To find the wavelength of the refracted light in a medium with a refractive index of 2, we can use the relationship between frequency, wavelength, and the speed of light. The frequency ($f$) of the light remains the same when it enters the medium.

The formula relating frequency, wavelength, and velocity is:

$ v = f \lambda $

Where:

$ v $ is the speed of light in the medium,

$ f $ is the frequency of the light,

$ \lambda $ is the wavelength of the light.

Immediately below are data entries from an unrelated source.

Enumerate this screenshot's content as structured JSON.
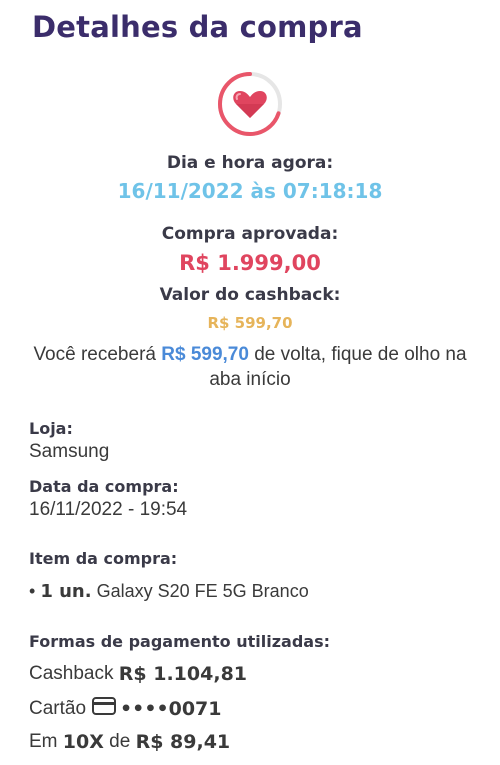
{
  "page": {
    "title": "Detalhes da compra"
  },
  "badge": {
    "icon": "heart-icon",
    "ring_progress": 0.3,
    "colors": {
      "ring": "#e9566a",
      "ring_track": "#e6e6e6",
      "heart": "#e0455f"
    }
  },
  "summary": {
    "datetime_label": "Dia e hora agora:",
    "datetime_value": "16/11/2022 às 07:18:18",
    "approved_label": "Compra aprovada:",
    "approved_amount": "R$ 1.999,00",
    "cashback_label": "Valor do cashback:",
    "cashback_amount": "R$ 599,70"
  },
  "message": {
    "prefix": "Você receberá ",
    "amount": "R$ 599,70",
    "suffix": " de volta, fique de olho na aba início"
  },
  "details": {
    "store_label": "Loja:",
    "store_value": "Samsung",
    "date_label": "Data da compra:",
    "date_value": "16/11/2022 - 19:54",
    "item_label": "Item da compra:",
    "item_bullet": "•",
    "item_qty": "1 un.",
    "item_name": "Galaxy S20 FE 5G Branco"
  },
  "payment": {
    "label": "Formas de pagamento utilizadas:",
    "cashback_label": "Cashback",
    "cashback_amount": "R$ 1.104,81",
    "card_label": "Cartão",
    "card_icon": "credit-card-icon",
    "card_number": "••••0071",
    "installment_prefix": "Em",
    "installment_count": "10X",
    "installment_of": "de",
    "installment_amount": "R$ 89,41"
  },
  "colors": {
    "title": "#3b2d6b",
    "datetime": "#6fc3e8",
    "price": "#e0455f",
    "cashback": "#e6b45a",
    "highlight": "#4a8ad8"
  }
}
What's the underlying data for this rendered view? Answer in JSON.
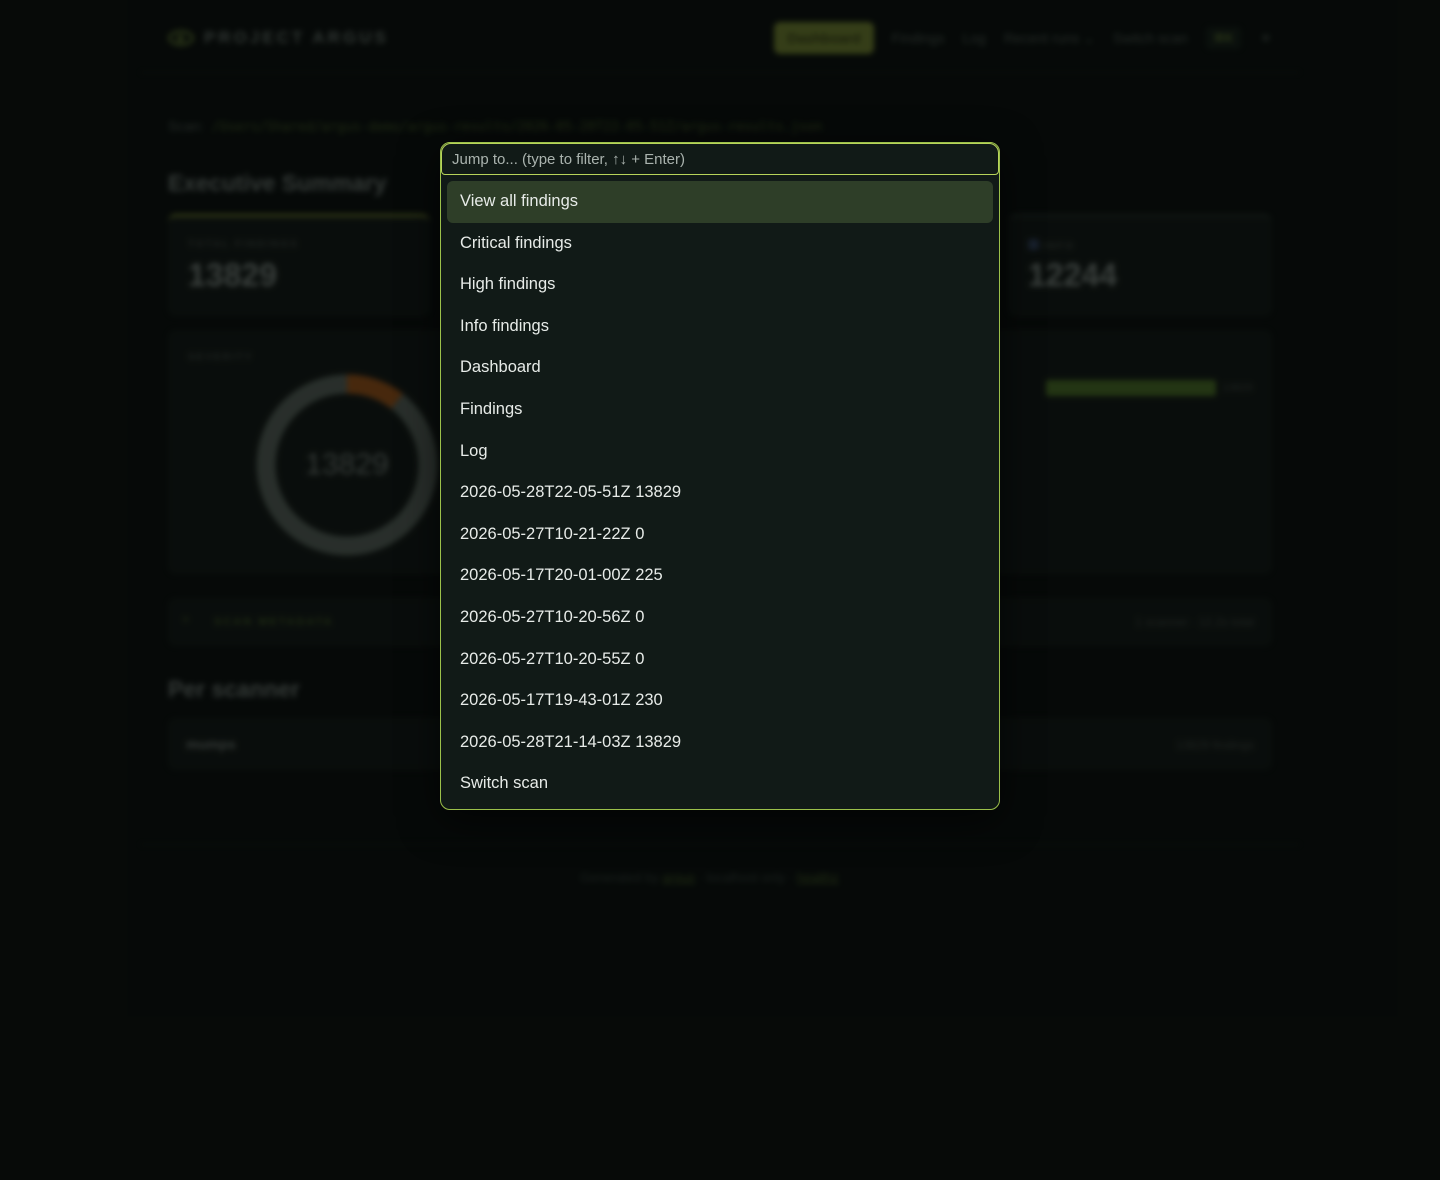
{
  "nav": {
    "brand": "PROJECT ARGUS",
    "links": [
      "Dashboard",
      "Findings",
      "Log",
      "Recent runs",
      "Switch scan"
    ],
    "shortcut": "⌘K",
    "theme_icon": "sun-icon"
  },
  "scan": {
    "label": "Scan:",
    "path": "/Users/Shared/argus-demo/argus-results/2026-05-28T22-05-51Z/argus-results.json"
  },
  "summary": {
    "title": "Executive Summary",
    "total_label": "TOTAL FINDINGS",
    "total_value": "13829",
    "info_label": "INFO",
    "info_value": "12244",
    "severity_label": "SEVERITY",
    "donut_center": "13829",
    "bar_value": "13829",
    "metadata_label": "SCAN METADATA",
    "metadata_right": "1 scanner · 12.2s total"
  },
  "per_scanner": {
    "title": "Per scanner",
    "name": "mumps",
    "findings": "13829 findings"
  },
  "footer": {
    "prefix": "Generated by",
    "link": "argus",
    "middle": "· localhost only ·",
    "health": "healthz"
  },
  "palette": {
    "placeholder": "Jump to... (type to filter, ↑↓ + Enter)",
    "items": [
      "View all findings",
      "Critical findings",
      "High findings",
      "Info findings",
      "Dashboard",
      "Findings",
      "Log",
      "2026-05-28T22-05-51Z 13829",
      "2026-05-27T10-21-22Z 0",
      "2026-05-17T20-01-00Z 225",
      "2026-05-27T10-20-56Z 0",
      "2026-05-27T10-20-55Z 0",
      "2026-05-17T19-43-01Z 230",
      "2026-05-28T21-14-03Z 13829",
      "Switch scan"
    ],
    "selected_index": 0
  },
  "colors": {
    "accent": "#9bc04a",
    "selected_bg": "#2e3e28",
    "palette_bg": "#111a17",
    "donut_main": "#6b786f",
    "donut_high": "#c0661c"
  }
}
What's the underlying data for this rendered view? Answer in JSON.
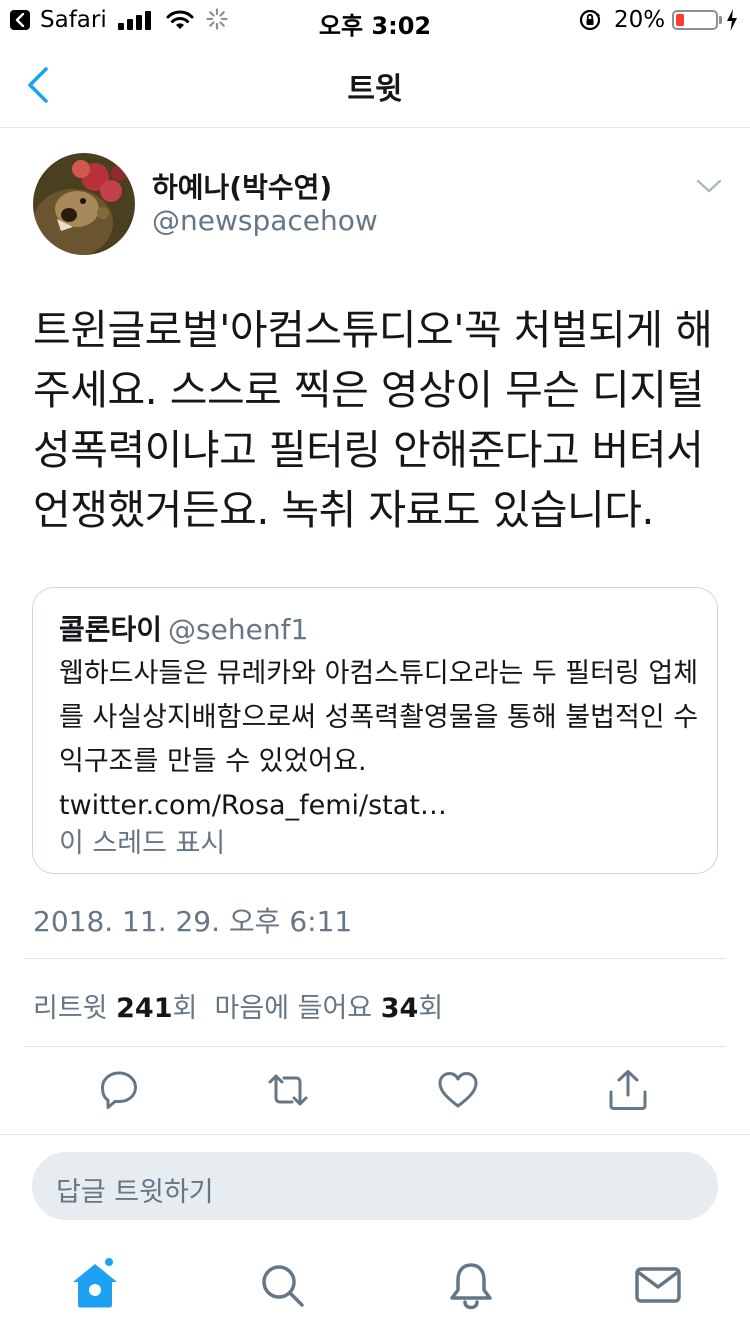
{
  "status_bar": {
    "carrier": "Safari",
    "time": "오후 3:02",
    "battery_percent": "20%",
    "battery_level": 0.2
  },
  "nav": {
    "title": "트윗"
  },
  "tweet": {
    "author_name": "하예나(박수연)",
    "author_handle": "@newspacehow",
    "text": "트윈글로벌'아컴스튜디오'꼭 처벌되게 해주세요. 스스로 찍은 영상이 무슨 디지털 성폭력이냐고 필터링 안해준다고 버텨서 언쟁했거든요. 녹취 자료도 있습니다.",
    "timestamp": "2018. 11. 29. 오후 6:11"
  },
  "quote": {
    "author_name": "콜론타이",
    "author_handle": "@sehenf1",
    "text": "웹하드사들은 뮤레카와 아컴스튜디오라는 두 필터링 업체를 사실상지배함으로써 성폭력촬영물을 통해 불법적인 수익구조를 만들 수 있었어요. twitter.com/Rosa_femi/stat…",
    "thread_link": "이 스레드 표시"
  },
  "stats": {
    "retweet_label": "리트윗",
    "retweet_count": "241",
    "retweet_unit": "회",
    "like_label": "마음에 들어요",
    "like_count": "34",
    "like_unit": "회"
  },
  "actions": [
    "reply-icon",
    "retweet-icon",
    "like-icon",
    "share-icon"
  ],
  "reply_box": {
    "placeholder": "답글 트윗하기"
  },
  "tab_bar": [
    "home-icon",
    "search-icon",
    "notifications-icon",
    "messages-icon"
  ],
  "colors": {
    "accent": "#1da1f2",
    "secondary_text": "#657786",
    "divider": "#e1e8ed",
    "reply_box_bg": "#e6ecf0"
  }
}
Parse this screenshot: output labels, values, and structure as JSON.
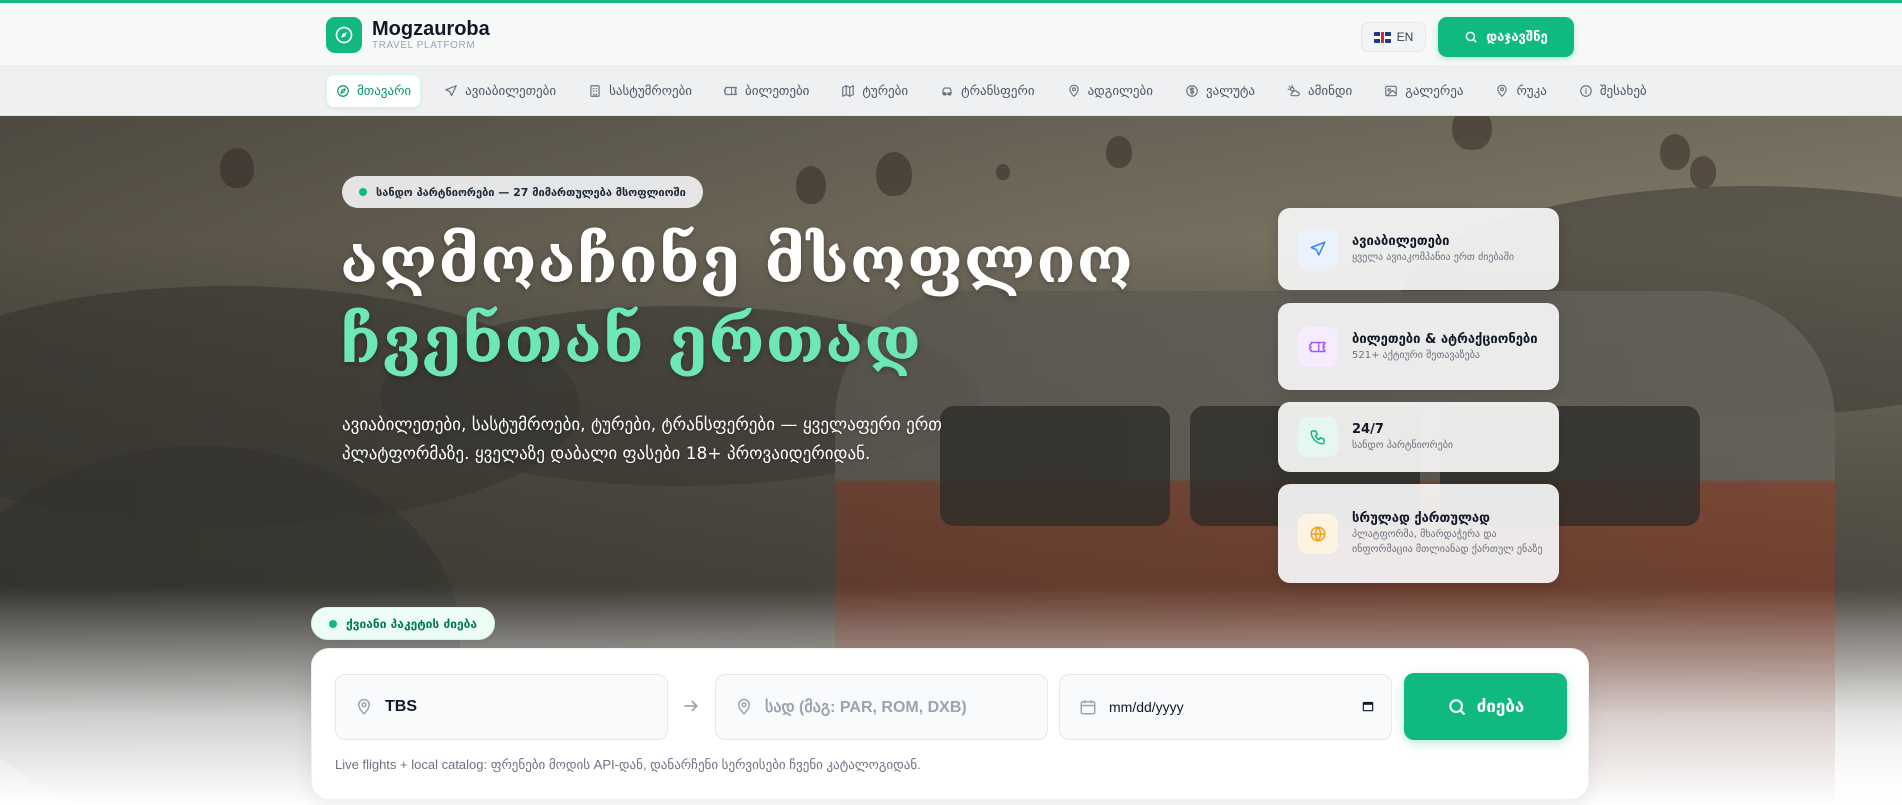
{
  "brand": {
    "name": "Mogzauroba",
    "tagline": "TRAVEL PLATFORM"
  },
  "header": {
    "lang": "EN",
    "search_label": "დაჯავშნე"
  },
  "nav": {
    "items": [
      {
        "label": "მთავარი",
        "icon": "compass-icon",
        "active": true
      },
      {
        "label": "ავიაბილეთები",
        "icon": "plane-icon"
      },
      {
        "label": "სასტუმროები",
        "icon": "building-icon"
      },
      {
        "label": "ბილეთები",
        "icon": "ticket-icon"
      },
      {
        "label": "ტურები",
        "icon": "map-icon"
      },
      {
        "label": "ტრანსფერი",
        "icon": "car-icon"
      },
      {
        "label": "ადგილები",
        "icon": "pin-icon"
      },
      {
        "label": "ვალუტა",
        "icon": "currency-icon"
      },
      {
        "label": "ამინდი",
        "icon": "weather-icon"
      },
      {
        "label": "გალერეა",
        "icon": "image-icon"
      },
      {
        "label": "რუკა",
        "icon": "pin-icon"
      },
      {
        "label": "შესახებ",
        "icon": "info-icon"
      }
    ]
  },
  "hero": {
    "badge": "სანდო პარტნიორები — 27 მიმართულება მსოფლიოში",
    "title_line1": "აღმოაჩინე მსოფლიო",
    "title_line2": "ჩვენთან ერთად",
    "lead": "ავიაბილეთები, სასტუმროები, ტურები, ტრანსფერები — ყველაფერი ერთ პლატფორმაზე. ყველაზე დაბალი ფასები 18+ პროვაიდერიდან."
  },
  "features": [
    {
      "title": "ავიაბილეთები",
      "sub": "ყველა ავიაკომპანია ერთ ძიებაში",
      "icon": "plane-icon",
      "color": "#3b82f6",
      "bg": "#eaf2fe"
    },
    {
      "title": "ბილეთები & ატრაქციონები",
      "sub": "521+ აქტიური შეთავაზება",
      "icon": "ticket-icon",
      "color": "#a855f7",
      "bg": "#f5ecfd"
    },
    {
      "title": "24/7",
      "sub": "სანდო პარტნიორები",
      "icon": "phone-icon",
      "color": "#10b981",
      "bg": "#e6f7f0"
    },
    {
      "title": "სრულად ქართულად",
      "sub": "პლატფორმა, მხარდაჭერა და ინფორმაცია მთლიანად ქართულ ენაზე",
      "icon": "globe-icon",
      "color": "#f59e0b",
      "bg": "#fdf3e1"
    }
  ],
  "search": {
    "quick_label": "ქვიანი პაკეტის ძიება",
    "from_value": "TBS",
    "to_placeholder": "სად (მაგ: PAR, ROM, DXB)",
    "date_placeholder": "mm/dd/yyyy",
    "button": "ძიება",
    "note": "Live flights + local catalog: ფრენები მოდის API-დან, დანარჩენი სერვისები ჩვენი კატალოგიდან."
  },
  "colors": {
    "accent": "#10b981",
    "accent_light": "#6ee7b7"
  }
}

The wavelength of light in the medium ($\lambda_{\text{medium}}$) can be found using the refractive index ($\mu$) and the wavelength in a vacuum ($\lambda_{\text{vacuum}}$) as follows:

$ \lambda_{\text{medium}} = \frac{\lambda_{\text{vacuum}}}{\mu} $

Given:

Frequency of the light, $ f = 5 \times 10^{14} \, \text{Hz} $

Speed of light in a vacuum, $ v_{\text{vacuum}} = 3 \times 10^{8} \, \text{m/s} $

Refractive index of the medium, $ \mu = 2 $

First, calculate $\lambda_{\text{vacuum}}$:

$ \lambda_{\text{vacuum}} = \frac{v_{\text{vacuum}}}{f} = \frac{3 \times 10^{8}}{5 \times 10^{14}} $

Now calculate $\lambda_{\text{medium}}$:

$ \lambda_{\text{medium}} = \frac{\lambda_{\text{vacuum}}}{2} = \frac{3 \times 10^{8}}{2 \times 5 \times 10^{14}} $

$ \lambda_{\text{medium}} = 0.3 \times 10^{-6} \, \text{m} $

Converting to nanometers:

$ 0.3 \times 10^{-6} \, \text{m} = 300 \, \text{nm} $

Therefore, the wavelength of the refracted light in the medium is 300 nm.